Non che la gente comune sappia un gran che delle isole Faoer, che salgono alla ribalta della cronaca in genere una volta all’anno sempre nella stessa occasione: quando i suoi abitanti si dilettano a fare strage di delfini e balene. Si tratta di un gruppo di 18 isole, lassù nel nord, tra Scozia, Islanda e Norvegia, territori autonomi, ma appartenenti alla Danimarca, orgogliosamente estranee al Trattato di Schengen; autorizzate di conseguenza a non rispettare una normativa europea del 1992, che ripudia qualsiasi forma di caccia ai cetacei. La popolazione complessiva, poco più di 52.000 persone si legge, può godere di un tenore di vita che da un po’ di anni a questa parte viene considerato molto più che accettabile.

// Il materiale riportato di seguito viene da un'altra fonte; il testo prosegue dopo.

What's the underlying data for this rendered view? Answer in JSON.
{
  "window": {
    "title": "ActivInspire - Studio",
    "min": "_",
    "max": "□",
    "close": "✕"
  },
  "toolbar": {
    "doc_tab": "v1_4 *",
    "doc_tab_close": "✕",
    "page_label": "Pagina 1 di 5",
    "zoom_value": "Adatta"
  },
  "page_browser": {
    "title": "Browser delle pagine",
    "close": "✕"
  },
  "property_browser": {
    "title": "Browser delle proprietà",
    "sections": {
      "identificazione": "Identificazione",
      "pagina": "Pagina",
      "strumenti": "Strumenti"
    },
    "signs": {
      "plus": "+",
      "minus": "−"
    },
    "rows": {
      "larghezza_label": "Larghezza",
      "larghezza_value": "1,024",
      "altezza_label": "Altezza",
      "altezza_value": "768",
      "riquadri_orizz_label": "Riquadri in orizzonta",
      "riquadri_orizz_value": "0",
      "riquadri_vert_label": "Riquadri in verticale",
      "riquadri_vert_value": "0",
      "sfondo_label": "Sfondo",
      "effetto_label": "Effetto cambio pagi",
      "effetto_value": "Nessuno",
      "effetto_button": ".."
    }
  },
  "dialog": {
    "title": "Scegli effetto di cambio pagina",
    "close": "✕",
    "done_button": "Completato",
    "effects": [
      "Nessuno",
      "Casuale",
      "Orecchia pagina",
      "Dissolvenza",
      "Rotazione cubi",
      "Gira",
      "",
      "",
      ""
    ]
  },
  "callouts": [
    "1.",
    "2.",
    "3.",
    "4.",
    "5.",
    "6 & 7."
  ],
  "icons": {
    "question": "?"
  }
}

E’ in questo contesto che in un lontano passato si era andato insediando il cosiddetto Grindadrap, termine impropriamente tradotto come caccia alla balena, appuntamento annuale di caccia ai globicefali , grossi cetacei chiamati anche delfini e balene pilota, la cui carne un tempo costituiva cibo importante per gli abitanti. Ma col tempo la motivazione alimentare è andata totalmente scomparendo e non solo per le mutate condizioni economiche, che non la richiedono, ma perchè: la loro carne è talmente impregnata di mercurio che il suo consumo può essere nocivo al punto da sconsigliarlo fortemente soprattutto a bambini e donne incinte, come ha stabilito un documento della Faroese Food and Veterinary Authority nel giugno 2011.
Oggi questa caccia ha come unica giustificazione al proprio sopravvivere il richiamo al valore della tradizione, in nome della quale ogni anno molte centinaia di animali vengono trucidati con una crudeltà difficile persino da descrivere: i grossi mammiferi sono spinti dalle barche in una baia e, quando ogni possibilità di fuga è loro interdetta, si procede al massacro con coltelli , arpioni, addirittura trapani: il lavoro è lungo da portare a termine, l’agonia non finisce mai e gli animali terrorizzati, aspettano il loro turno, sommersi da un mare di sangue, mentre assistono ai disperati tentativi dei loro compagni di sottrarsi alla carneficina: femmine incinte, cuccioli, maschi: nulla importa. Quelli che dovrebbero essere i cadaveri, ma troppo spesso sono animali feriti, vengono poi portati sulla spiaggia, allineati con una certa cura e lasciati a contorcersi in bella vista davanti allo sguardo del pubblico, di cui fanno parte donne e bambini, le une a celebrare il machismo dei loro uomini, gli altri ad imparare la lezione. Una gran bella festa, insomma, in cui tutto si ferma perché ogni sguardo deve essere rivolto a quegli uomini immersi fino alla cintola nel mare diventato di sangue.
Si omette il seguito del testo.